People seem to like each other more when they move in sync. This is true in more naturalistic silent disco studies, but also in very basic experiments that simply involve synchronized finger tapping. The synchronization involved in music and dance may be the “active ingredient” in their social bonding effects.

Singing and dancing with others is a great way to promote synchrony, but it also exists in many types of social interactions.

Anyone who has experienced Zoom fatigue during the pandemic may have actually suffered from a slight time delay that interrupts the flow of the conversation and makes it difficult to be in sync, which can become quite frustrating and ultimately exhausting in an environment Zoom.

As live concerts have been replaced by livestreams during the Covid pandemic, some of my colleagues have even observed that livestreams foster a greater sense of social connection compared to pre-recorded concerts, in part because of the synchrony involved. There is something special about knowing that someone shares an experience with us over time, even if distance separates us.

Evolution of music

Some researchers have suggested that the social bonding effects of music and dance may have played an important role in the evolution of musicality.

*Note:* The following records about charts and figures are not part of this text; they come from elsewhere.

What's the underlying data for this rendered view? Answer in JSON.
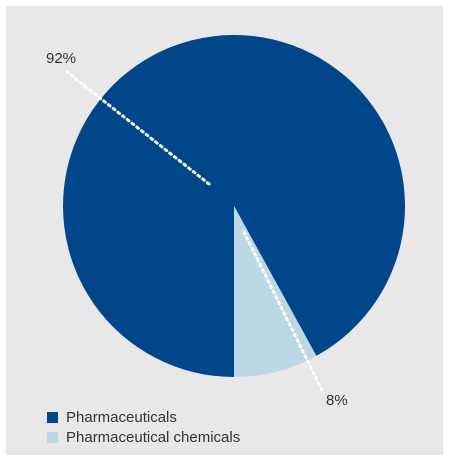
{
  "chart_data": {
    "type": "pie",
    "slices": [
      {
        "name": "Pharmaceuticals",
        "value": 92,
        "label": "92%",
        "color": "#00468b"
      },
      {
        "name": "Pharmaceutical chemicals",
        "value": 8,
        "label": "8%",
        "color": "#bcd8e4"
      }
    ],
    "legend": {
      "placement": "bottom-left",
      "items": [
        "Pharmaceuticals",
        "Pharmaceutical chemicals"
      ]
    },
    "background_color": "#e8e8e8"
  }
}
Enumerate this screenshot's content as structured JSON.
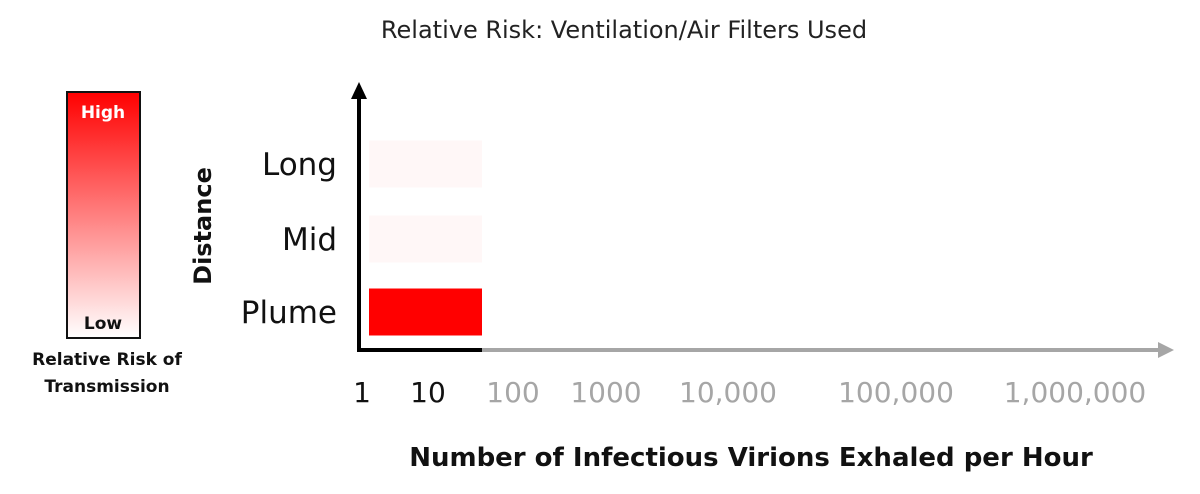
{
  "chart_data": {
    "type": "bar",
    "title": "Relative Risk: Ventilation/Air Filters Used",
    "xlabel": "Number of Infectious Virions Exhaled per Hour",
    "ylabel": "Distance",
    "x_scale": "log",
    "x_ticks": [
      "1",
      "10",
      "100",
      "1000",
      "10,000",
      "100,000",
      "1,000,000"
    ],
    "x_ticks_active": [
      true,
      true,
      false,
      false,
      false,
      false,
      false
    ],
    "categories": [
      "Long",
      "Mid",
      "Plume"
    ],
    "x_range": [
      1,
      100
    ],
    "relative_risk": [
      0.03,
      0.03,
      1.0
    ],
    "colors": {
      "high": "#ff0000",
      "low": "#ffffff",
      "axis_active": "#000000",
      "axis_inactive": "#a6a6a6",
      "tick_inactive": "#a6a6a6"
    },
    "legend": {
      "high_label": "High",
      "low_label": "Low",
      "title_line1": "Relative Risk of",
      "title_line2": "Transmission",
      "placement": "left"
    }
  }
}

They propose that being in sync with others helps reduce stress by releasing “feel-good” endorphins. Reducing other people’s stress makes them like you more, which can raise your social status, or even improve your chances of finding a partner – so people with better musical abilities might have more advancement success .

An alternative theory suggests that group synchronization may be a way of showing group strength to others, like a marching band in a military parade. These two seemingly competing theories might actually be complementary – although it’s very difficult to test this scientifically, because we obviously can’t replicate all of human evolution in the lab, so these debates may never be truly resolved.

One thing is certain: music and dance fulfill important social functions in society today. While many people around the world seem to suffer from loneliness, it is important to understand how people create and maintain social connections.

Group singing and dancing may have been the method of choice for our ancestors, as it still is for many people around the world today. However, if you plan to make friends on the dance floor, it might be best to ditch the headphones.

The writer is a postdoctoral researcher at the University of Oxford in the United Kingdom.